Lime Cabbage Salad

Today’s recipe comes from my grandma’s files. It doesn’t have a title, so it’s possible this salad originally had a fancy name like Ambrosia or something like that. I don’t run into a lot of jello recipes that call for cabbage so of course I had to give this one a try. It’s possible my grandma scribbled it down in the 1960’s, but my gut tells me it’s 1950’s.

The Recipe


  • 1 – 3 oz. package of lime jello
  • 1 cup boiling water
  • 1 cup small (mini) marshmallows
  • 1 cup drained crushed pineapple
  • 1 cup pineapple juice
  • 1 cup mayonnaise
  • 1 cup walnuts (optional)
  • 1 cup grated cabbage
  • 1 cup whipping cream, whipped
  • Maraschino cherries (optional)

Top tip: As long as you can remember what you need, just throw one cup of everything in there.


  1. Dissolve lime jello in the boiling water. Stir in the marshmallows to melt.

2. Drain the pineapple, saving the juice. Once the marshmallows are melted, add everything but the cherries and whipping cream.

3. Mix together then fold in the whipped cream. Pour into a mold and dot with cherries. The recipe simply says “cherry” so I’m assuming this means maraschino cherries. All signs point to maraschinos.

Note: If you want your cherries to show up at the top of the salad when you unmold, gently push them down with a knife or a spoon. Only half of my cherries sank to the bottom before setting.

4. Refrigerate overnight or until set.

After doing a bit of research I discovered that this combination of ingredients isn’t as unusual as I thought it was. I’ve found a few versions that call for carrots, and others that omit the vegetables completely. Those ones are called Sea Foam Salad, which are actually much more like my grandma’s Emerald Salad than whatever this one is.

I also feel compelled to add that my kitchen has been torn up for months now and I could not find any platters large enough to hold my big ring mold. As a result, my photos are a bit lackluster. But in my defense, it would take a lot more than fancy lighting and a pretty platter to make a slice of this salad look appetizing.

There isn’t much else to say about this particular recipe, but I thought it might be fun to add a little bit of history about maraschino cherries, since this is, oddly enough, the first time I’ve used them in my historic food.
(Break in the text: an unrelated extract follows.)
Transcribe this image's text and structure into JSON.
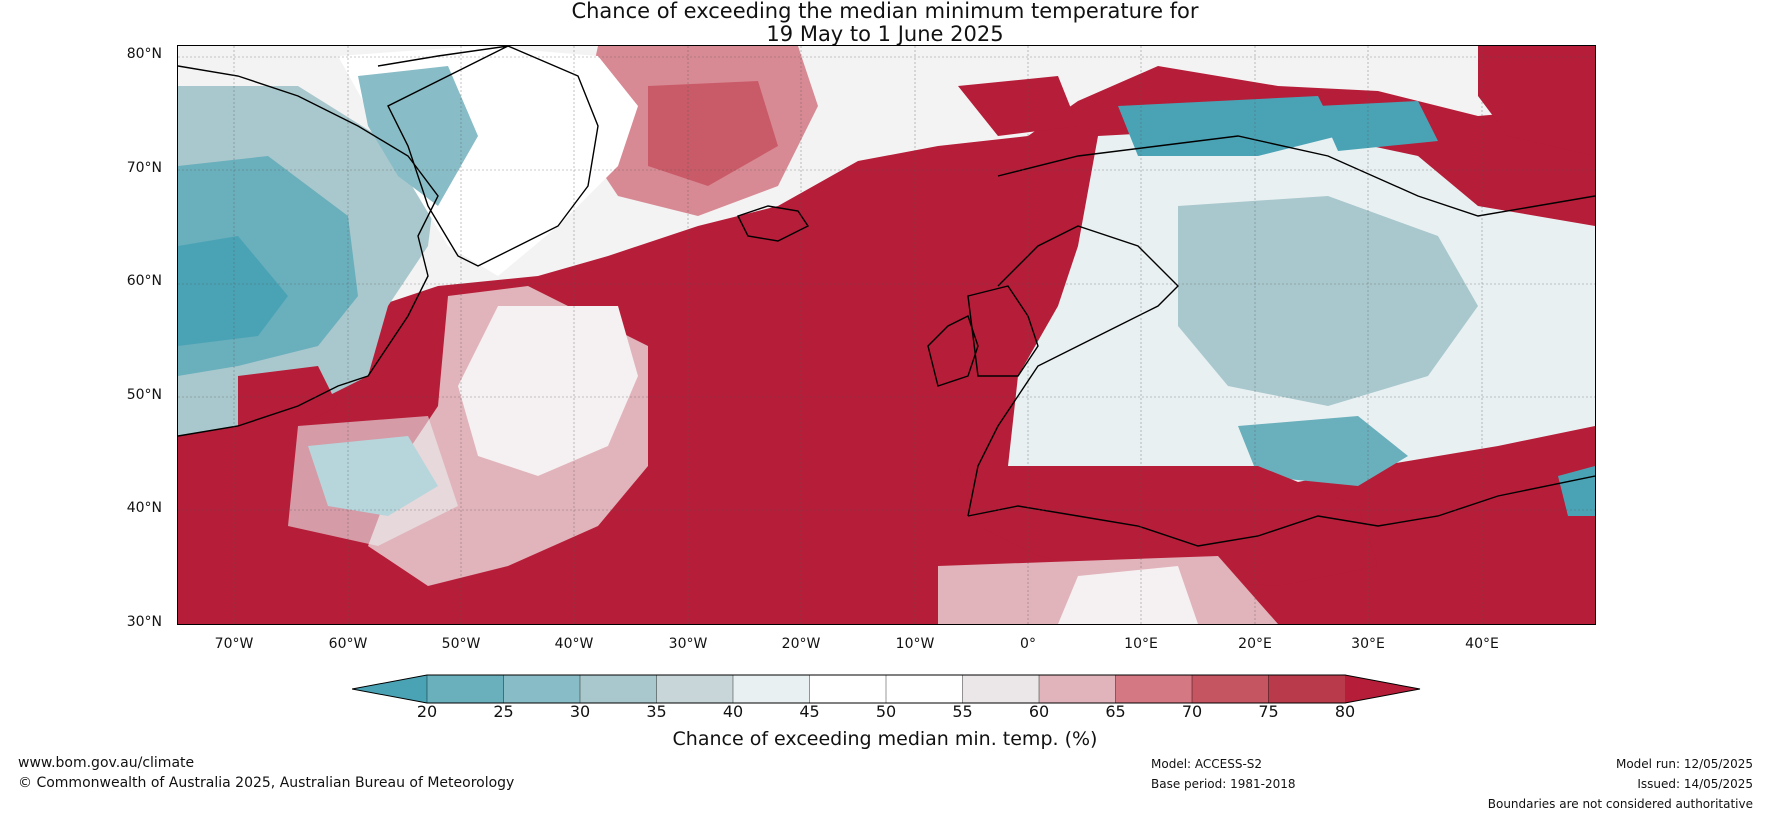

A Brief History of Maraschino Cherries

Black Marasca cherry liqueur has been used for cordials and preserves for centuries, but one particular recipe by the Italian Luxardo family in the 1820’s made liqueur-soaked cherries the go-to ingredient for desserts and cocktails across the globe. The Luxardo maraschino cherry tradition continued for generations despite devastating losses during WWII.

Meanwhile, at the turn of the 20th century, Americans wanted to create a cheap, mass-produced alternative to European maraschinos with locally-grown Royal Ann cherries and without soaking them in the traditional liqueur. There were continued problems with color and flavor loss until an experimental combination of synthetic dyes and additives resulted in the bright red maraschino cherry we are familiar with today. Unfortunately, the texture wasn’t so great and the shelf life was short, which was a problem that was eventually solved by Ernest Wiegand of the Oregon Agricultural College in 1925. American “maraschinos” became incredibly popular in the 1930’s and are now something of a symbol of retro Americana food.

The Verdict

The only problem with this jello salad is the texture. The squishy foamy bits are fine, but the stringy and crunchy bits are less fine. The flavor is actually pretty good though, and nobody would know cabbage is in there unless you told them. This one is very tough to rate because I did like it, but I’m not sure your average retro jello newbie would. Regardless, it’s an excellent candidate for a midcentury-themed party! Just off-putting enough to be funny without being gross.